Он замер, а я дышать перестала, ожидая его реакции. Он вправе послать или же просто смотреть на меня, как ничтожество, после тех слов. Заслужила. Никакая боль и обида не может быть для меня оправданием. — Вань… — вновь зову его робко, он разворачивается ко мне.
— И тебе доброе утро, котёнок… — улыбается, словно ничего вчера и не произошло.
— Прости… я… — замолчала из-за предательски подступившего к горлу кому.
— Иди ко мне… — раскрывает руки, как раньше, чтобы утешить. Несмело подошла к нему и, оказавшись в до боли родных объятьях, уткнулась носом в его грудь. — Не кори себя, это мне впору молить тебя о прощении. И я не злюсь на тебя, не имею права.
— Но я на себя зла… — отвечаю, с жадности вдыхаю его аромат, всегда его любила. А сейчас от него почему-то кружится голова. Или это от волнения?
— Не стоит. Тебе было больно, и ещё этот стресс, всё одно на одно наложилось. — Бережно гладя мою спину успокаивал, от этого ещё становилось хуже.

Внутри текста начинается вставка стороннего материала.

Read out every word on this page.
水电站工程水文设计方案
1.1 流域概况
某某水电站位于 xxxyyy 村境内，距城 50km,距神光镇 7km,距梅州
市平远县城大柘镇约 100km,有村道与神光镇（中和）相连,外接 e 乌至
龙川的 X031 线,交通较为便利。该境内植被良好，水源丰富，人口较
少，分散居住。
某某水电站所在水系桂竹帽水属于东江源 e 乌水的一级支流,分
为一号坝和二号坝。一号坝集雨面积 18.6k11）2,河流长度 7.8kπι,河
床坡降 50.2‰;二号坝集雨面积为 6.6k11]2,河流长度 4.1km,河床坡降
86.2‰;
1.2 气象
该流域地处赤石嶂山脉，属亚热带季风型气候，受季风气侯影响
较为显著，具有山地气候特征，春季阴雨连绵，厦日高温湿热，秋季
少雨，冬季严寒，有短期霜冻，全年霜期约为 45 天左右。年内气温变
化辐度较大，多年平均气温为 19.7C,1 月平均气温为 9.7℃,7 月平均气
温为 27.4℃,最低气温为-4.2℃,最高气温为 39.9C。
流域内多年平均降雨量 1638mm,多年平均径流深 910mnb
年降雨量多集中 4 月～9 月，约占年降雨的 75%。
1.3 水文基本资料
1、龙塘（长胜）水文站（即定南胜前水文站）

— Это не оправдание. Я не разобралась в ситуации и принялась поливать тебя грязью. Знаешь… — отстраняюсь, поднимаю голову, чтобы посмотреть в его глаза, они у него небесно-голубого цвета, и длинные ресницы, выгоревшие на концах. Он очень похож на греческое божество, таким я представляла Аполлона, только Ваня ещё и мужественный. — Я сегодня утром много размышляла на эту тему и пришла к выводу: у тебя действительно были веские причины так поступать. И о них ты сказать не можешь, работа.
— Ты права, я не всё могу рассказать. — Нежно коснулся моего лица, а в его глазах вновь отразилась боль, моё сердце сжалось, заметив это. Господи, он определённо что-то скрывает!